Firebolt can handle the largest data volumes and concurrency on a single comparable cluster size, thanks to its superior hardware efficiency. Thanks to its decoupled storage & compute architecture it scales very well to large data volumes. However, resizing an engine size isn’t instant and requires orchestration if avoiding downtime is necessary. A single Firebolt engine can support hundreds of concurrent queries, avoiding the need to scale out for most use cases. Scaling horizontally for even higher concurrency is manual.
Databricks is designed to leverage the Spark framework for processing large volumes of data. It leverages compressed Parquet files in a Delta Lake. To reduce the amount of data processed, it uses data pruning on partitions and Parquet file metadata. Databricks does not provide any indexes.
Firebolt is the fastest when it comes to query performance when compared to cloud data warehouses and services like Athena. Its unique approach to storage and indexing results in highly aggressive data pruning that scans dramatically less data compared to other technologies. While other technologies scan partitions or micro-partitions, Firebolt works with indexed data ranges, that are significantly smaller. In addition, Firebolt lets users accelerate queries further with multiple index types (Aggregating index, Join index), and using its decoupled storage & compute architecture workloads can be easily isolated to guarantee consistent performance.
Databricks is a mature Spark based platform proven for processing streaming data.

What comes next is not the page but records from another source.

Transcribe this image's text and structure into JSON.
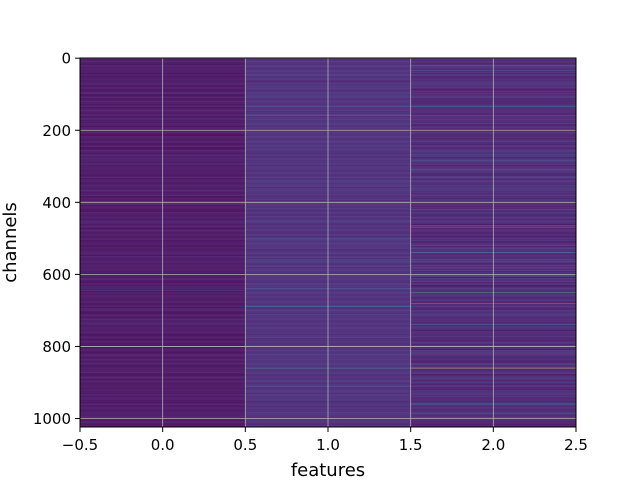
{
  "chart_data": {
    "type": "heatmap",
    "title": "",
    "xlabel": "features",
    "ylabel": "channels",
    "columns": [
      0,
      1,
      2
    ],
    "n_rows": 1024,
    "xlim": [
      -0.5,
      2.5
    ],
    "ylim": [
      1023.5,
      -0.5
    ],
    "y_inverted": true,
    "x_ticks": [
      "−0.5",
      "0.0",
      "0.5",
      "1.0",
      "1.5",
      "2.0",
      "2.5"
    ],
    "x_tick_values": [
      -0.5,
      0.0,
      0.5,
      1.0,
      1.5,
      2.0,
      2.5
    ],
    "y_ticks": [
      "0",
      "200",
      "400",
      "600",
      "800",
      "1000"
    ],
    "y_tick_values": [
      0,
      200,
      400,
      600,
      800,
      1000
    ],
    "grid": true,
    "colormap": "viridis",
    "value_range": [
      0,
      1
    ],
    "base_level": [
      0.01,
      0.08,
      0.03
    ],
    "highlights": [
      {
        "column": 0,
        "rows": [
          645,
          800
        ],
        "value": 0.18
      },
      {
        "column": 1,
        "rows": [
          105,
          135,
          160,
          410,
          500,
          560,
          640
        ],
        "value": 0.3
      },
      {
        "column": 1,
        "rows": [
          690
        ],
        "value": 0.42
      },
      {
        "column": 1,
        "rows": [
          860
        ],
        "value": 0.55
      },
      {
        "column": 1,
        "rows": [
          910
        ],
        "value": 0.35
      },
      {
        "column": 2,
        "rows": [
          20,
          80,
          105,
          160,
          285,
          310,
          360,
          420,
          465,
          520,
          560,
          580,
          620,
          710,
          740,
          820,
          900,
          960,
          985
        ],
        "value": 0.35
      },
      {
        "column": 2,
        "rows": [
          135,
          470,
          540
        ],
        "value": 0.48
      },
      {
        "column": 2,
        "rows": [
          650,
          680
        ],
        "value": 0.65
      },
      {
        "column": 2,
        "rows": [
          860
        ],
        "value": 0.95
      }
    ]
  }
}
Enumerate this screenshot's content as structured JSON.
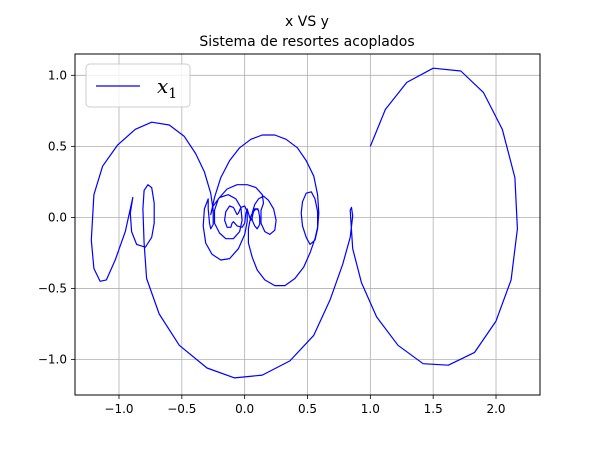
{
  "chart_data": {
    "type": "line",
    "title": "x VS y",
    "subtitle": "Sistema de resortes acoplados",
    "xlabel": "",
    "ylabel": "",
    "xlim": [
      -1.35,
      2.35
    ],
    "ylim": [
      -1.25,
      1.15
    ],
    "xticks": [
      -1.0,
      -0.5,
      0.0,
      0.5,
      1.0,
      1.5,
      2.0
    ],
    "yticks": [
      -1.0,
      -0.5,
      0.0,
      0.5,
      1.0
    ],
    "xtick_labels": [
      "−1.0",
      "−0.5",
      "0.0",
      "0.5",
      "1.0",
      "1.5",
      "2.0"
    ],
    "ytick_labels": [
      "−1.0",
      "−0.5",
      "0.0",
      "0.5",
      "1.0"
    ],
    "grid": true,
    "legend_position": "top-left",
    "series": [
      {
        "name": "x₁",
        "legend_base": "x",
        "legend_sub": "1",
        "color": "#0000ff",
        "points": [
          [
            1.0,
            0.5
          ],
          [
            1.12,
            0.76
          ],
          [
            1.29,
            0.95
          ],
          [
            1.5,
            1.05
          ],
          [
            1.72,
            1.03
          ],
          [
            1.9,
            0.88
          ],
          [
            2.05,
            0.62
          ],
          [
            2.15,
            0.28
          ],
          [
            2.17,
            -0.08
          ],
          [
            2.12,
            -0.44
          ],
          [
            2.0,
            -0.73
          ],
          [
            1.83,
            -0.95
          ],
          [
            1.62,
            -1.04
          ],
          [
            1.42,
            -1.03
          ],
          [
            1.22,
            -0.9
          ],
          [
            1.05,
            -0.7
          ],
          [
            0.93,
            -0.46
          ],
          [
            0.86,
            -0.22
          ],
          [
            0.84,
            0.05
          ],
          [
            0.85,
            0.07
          ],
          [
            0.86,
            0.01
          ],
          [
            0.84,
            -0.14
          ],
          [
            0.78,
            -0.33
          ],
          [
            0.68,
            -0.58
          ],
          [
            0.55,
            -0.83
          ],
          [
            0.36,
            -1.01
          ],
          [
            0.14,
            -1.11
          ],
          [
            -0.08,
            -1.13
          ],
          [
            -0.3,
            -1.06
          ],
          [
            -0.52,
            -0.9
          ],
          [
            -0.68,
            -0.68
          ],
          [
            -0.78,
            -0.43
          ],
          [
            -0.8,
            -0.18
          ],
          [
            -0.81,
            0.06
          ],
          [
            -0.8,
            0.19
          ],
          [
            -0.77,
            0.23
          ],
          [
            -0.74,
            0.21
          ],
          [
            -0.72,
            0.1
          ],
          [
            -0.72,
            -0.04
          ],
          [
            -0.74,
            -0.14
          ],
          [
            -0.79,
            -0.21
          ],
          [
            -0.86,
            -0.19
          ],
          [
            -0.9,
            -0.1
          ],
          [
            -0.91,
            0.03
          ],
          [
            -0.89,
            0.14
          ],
          [
            -0.95,
            -0.1
          ],
          [
            -1.03,
            -0.3
          ],
          [
            -1.1,
            -0.44
          ],
          [
            -1.15,
            -0.45
          ],
          [
            -1.2,
            -0.36
          ],
          [
            -1.22,
            -0.16
          ],
          [
            -1.2,
            0.16
          ],
          [
            -1.13,
            0.36
          ],
          [
            -1.01,
            0.51
          ],
          [
            -0.87,
            0.62
          ],
          [
            -0.74,
            0.67
          ],
          [
            -0.6,
            0.65
          ],
          [
            -0.48,
            0.57
          ],
          [
            -0.39,
            0.45
          ],
          [
            -0.32,
            0.32
          ],
          [
            -0.27,
            0.17
          ],
          [
            -0.25,
            0.05
          ],
          [
            -0.25,
            -0.05
          ],
          [
            -0.27,
            -0.08
          ],
          [
            -0.28,
            -0.04
          ],
          [
            -0.29,
            0.06
          ],
          [
            -0.29,
            0.13
          ],
          [
            -0.32,
            0.06
          ],
          [
            -0.33,
            -0.06
          ],
          [
            -0.31,
            -0.18
          ],
          [
            -0.26,
            -0.26
          ],
          [
            -0.19,
            -0.3
          ],
          [
            -0.12,
            -0.29
          ],
          [
            -0.05,
            -0.22
          ],
          [
            0.0,
            -0.12
          ],
          [
            0.02,
            -0.03
          ],
          [
            0.02,
            0.04
          ],
          [
            0.0,
            0.08
          ],
          [
            -0.03,
            0.07
          ],
          [
            -0.05,
            0.03
          ],
          [
            -0.06,
            0.02
          ],
          [
            -0.09,
            0.07
          ],
          [
            -0.12,
            0.08
          ],
          [
            -0.15,
            0.04
          ],
          [
            -0.16,
            -0.02
          ],
          [
            -0.14,
            -0.07
          ],
          [
            -0.11,
            -0.07
          ],
          [
            -0.1,
            -0.04
          ],
          [
            -0.09,
            -0.03
          ],
          [
            -0.06,
            -0.06
          ],
          [
            -0.02,
            -0.07
          ],
          [
            0.0,
            -0.04
          ],
          [
            0.01,
            0.03
          ],
          [
            0.02,
            0.06
          ],
          [
            0.03,
            0.03
          ],
          [
            0.04,
            0.0
          ],
          [
            0.05,
            -0.02
          ],
          [
            0.06,
            0.0
          ],
          [
            0.07,
            0.04
          ],
          [
            0.09,
            0.06
          ],
          [
            0.11,
            0.05
          ],
          [
            0.12,
            0.0
          ],
          [
            0.12,
            -0.05
          ],
          [
            0.1,
            -0.08
          ],
          [
            0.08,
            -0.06
          ],
          [
            0.06,
            -0.02
          ],
          [
            0.06,
            0.03
          ],
          [
            0.08,
            0.09
          ],
          [
            0.11,
            0.13
          ],
          [
            0.15,
            0.15
          ],
          [
            0.19,
            0.12
          ],
          [
            0.23,
            0.06
          ],
          [
            0.25,
            -0.02
          ],
          [
            0.24,
            -0.09
          ],
          [
            0.2,
            -0.12
          ],
          [
            0.16,
            -0.1
          ],
          [
            0.13,
            -0.04
          ],
          [
            0.13,
            0.05
          ],
          [
            0.15,
            0.1
          ],
          [
            0.14,
            0.16
          ],
          [
            0.09,
            0.21
          ],
          [
            0.02,
            0.23
          ],
          [
            -0.06,
            0.23
          ],
          [
            -0.14,
            0.2
          ],
          [
            -0.21,
            0.13
          ],
          [
            -0.24,
            0.05
          ],
          [
            -0.24,
            -0.04
          ],
          [
            -0.2,
            -0.11
          ],
          [
            -0.15,
            -0.15
          ],
          [
            -0.09,
            -0.15
          ],
          [
            -0.04,
            -0.1
          ],
          [
            -0.02,
            -0.02
          ],
          [
            -0.03,
            0.07
          ],
          [
            -0.07,
            0.13
          ],
          [
            -0.13,
            0.16
          ],
          [
            -0.2,
            0.14
          ],
          [
            -0.25,
            0.08
          ],
          [
            -0.27,
            0.02
          ],
          [
            -0.24,
            0.14
          ],
          [
            -0.19,
            0.28
          ],
          [
            -0.12,
            0.4
          ],
          [
            -0.04,
            0.49
          ],
          [
            0.05,
            0.55
          ],
          [
            0.14,
            0.58
          ],
          [
            0.24,
            0.58
          ],
          [
            0.33,
            0.55
          ],
          [
            0.42,
            0.49
          ],
          [
            0.49,
            0.4
          ],
          [
            0.55,
            0.29
          ],
          [
            0.58,
            0.16
          ],
          [
            0.59,
            0.03
          ],
          [
            0.58,
            -0.08
          ],
          [
            0.56,
            -0.16
          ],
          [
            0.52,
            -0.19
          ],
          [
            0.49,
            -0.14
          ],
          [
            0.46,
            -0.06
          ],
          [
            0.45,
            0.03
          ],
          [
            0.46,
            0.11
          ],
          [
            0.49,
            0.17
          ],
          [
            0.53,
            0.18
          ],
          [
            0.56,
            0.13
          ],
          [
            0.58,
            0.04
          ],
          [
            0.58,
            -0.07
          ],
          [
            0.56,
            -0.15
          ],
          [
            0.52,
            -0.25
          ],
          [
            0.47,
            -0.35
          ],
          [
            0.4,
            -0.43
          ],
          [
            0.32,
            -0.48
          ],
          [
            0.24,
            -0.48
          ],
          [
            0.16,
            -0.44
          ],
          [
            0.1,
            -0.37
          ],
          [
            0.06,
            -0.28
          ],
          [
            0.03,
            -0.18
          ],
          [
            0.03,
            -0.08
          ],
          [
            0.05,
            0.01
          ],
          [
            0.08,
            0.06
          ],
          [
            0.11,
            0.06
          ]
        ]
      }
    ]
  }
}
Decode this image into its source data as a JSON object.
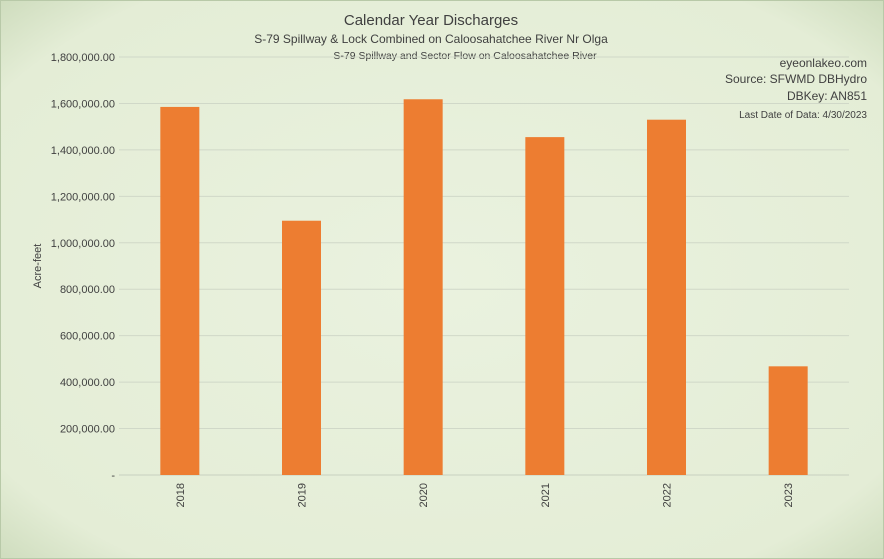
{
  "colors": {
    "background": "#e6efd9",
    "bar": "#ed7d31",
    "grid": "#d0d8c8",
    "text": "#404040"
  },
  "chart_data": {
    "type": "bar",
    "title": "Calendar Year Discharges",
    "subtitle": "S-79 Spillway & Lock Combined on Caloosahatchee River Nr Olga",
    "subtitle2": "S-79 Spillway and Sector Flow on Caloosahatchee River",
    "ylabel": "Acre-feet",
    "xlabel": "",
    "categories": [
      "2018",
      "2019",
      "2020",
      "2021",
      "2022",
      "2023"
    ],
    "values": [
      1585000,
      1095000,
      1618000,
      1455000,
      1530000,
      468000
    ],
    "ylim": [
      0,
      1800000
    ],
    "yticks": [
      {
        "value": 0,
        "label": "-"
      },
      {
        "value": 200000,
        "label": "200,000.00"
      },
      {
        "value": 400000,
        "label": "400,000.00"
      },
      {
        "value": 600000,
        "label": "600,000.00"
      },
      {
        "value": 800000,
        "label": "800,000.00"
      },
      {
        "value": 1000000,
        "label": "1,000,000.00"
      },
      {
        "value": 1200000,
        "label": "1,200,000.00"
      },
      {
        "value": 1400000,
        "label": "1,400,000.00"
      },
      {
        "value": 1600000,
        "label": "1,600,000.00"
      },
      {
        "value": 1800000,
        "label": "1,800,000.00"
      }
    ],
    "grid": true,
    "legend": "none",
    "annotations": [
      "eyeonlakeo.com",
      "Source: SFWMD DBHydro",
      "DBKey: AN851",
      "Last Date of Data: 4/30/2023"
    ]
  }
}
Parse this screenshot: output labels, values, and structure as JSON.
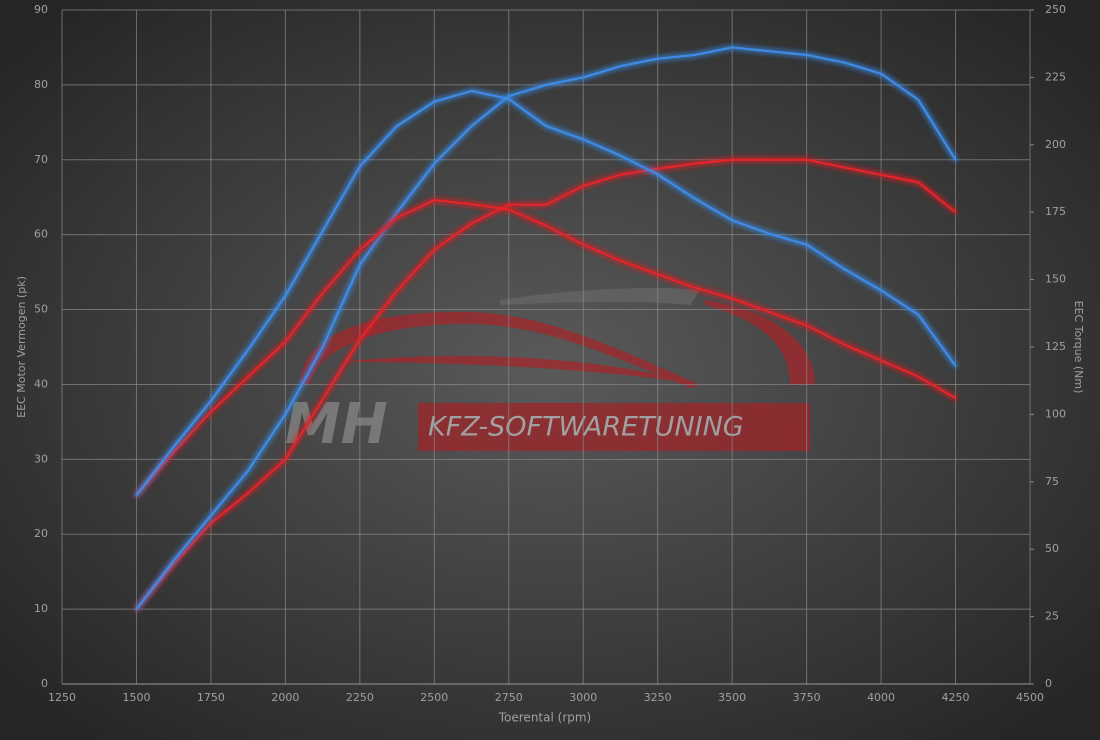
{
  "chart_data": {
    "type": "line",
    "xlabel": "Toerental (rpm)",
    "ylabel": "EEC Motor Vermogen (pk)",
    "y2label": "EEC Torque (Nm)",
    "watermark": {
      "logo": "MH",
      "text": "KFZ-SOFTWARETUNING"
    },
    "x": [
      1500,
      1625,
      1750,
      1875,
      2000,
      2125,
      2250,
      2375,
      2500,
      2625,
      2750,
      2875,
      3000,
      3125,
      3250,
      3375,
      3500,
      3625,
      3750,
      3875,
      4000,
      4125,
      4250
    ],
    "series": [
      {
        "color": "#e0262a",
        "values": [
          10,
          16,
          21.5,
          25.5,
          30,
          38,
          46,
          52.5,
          58,
          61.5,
          64,
          64,
          66.5,
          68,
          68.8,
          69.5,
          70,
          70,
          70,
          69,
          68,
          67,
          63
        ]
      },
      {
        "color": "#3d8be6",
        "values": [
          10,
          16.5,
          22.5,
          28.5,
          36,
          45,
          56,
          63,
          69.5,
          74.5,
          78.5,
          80,
          81,
          82.5,
          83.5,
          84,
          85,
          84.5,
          84,
          83,
          81.5,
          78,
          70
        ]
      },
      {
        "color": "#e0262a",
        "axis": "y2",
        "values": [
          70,
          86,
          101,
          114,
          127,
          145,
          161,
          173,
          179.5,
          178,
          176,
          170,
          163,
          157,
          152,
          147,
          143,
          138,
          133,
          126,
          120,
          114,
          106
        ]
      },
      {
        "color": "#3d8be6",
        "axis": "y2",
        "values": [
          70,
          88,
          105,
          124,
          144,
          168,
          192,
          207,
          216,
          220,
          217,
          207,
          202,
          196,
          189,
          180,
          172,
          167,
          163,
          154,
          146,
          137,
          118
        ]
      }
    ],
    "xlim": [
      1250,
      4500
    ],
    "xticks": [
      1250,
      1500,
      1750,
      2000,
      2250,
      2500,
      2750,
      3000,
      3250,
      3500,
      3750,
      4000,
      4250,
      4500
    ],
    "ylim": [
      0,
      90
    ],
    "yticks": [
      0,
      10,
      20,
      30,
      40,
      50,
      60,
      70,
      80,
      90
    ],
    "y2lim": [
      0,
      250
    ],
    "y2ticks": [
      0,
      25,
      50,
      75,
      100,
      125,
      150,
      175,
      200,
      225,
      250
    ],
    "grid": true
  }
}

It is widely used for Machine Learning use cases by data scientists through the use of integrated notebooks. From a low latency query perspective, while it offers features like Delta Cache, it does not provide specialized indexes that can deliver low latency queries.
Firebolt stands out by being the fastest cloud data warehouse when compared to Snowflake, Redshift, BigQuery and Athena. It’s great for delivering sub-second analytics at scale, while remaining hardware efficient and high concurrency friendly. This makes it a great choice for operational use cases and customer-facing data apps. Given that it is not as feature-rich and integration rich as the more mature data warehouses makes it a lesser fit for a general-purpose Enterprise data warehouse. It is also not the best fit for ad-hoc use cases, because of the need to predefine indexing at the table level.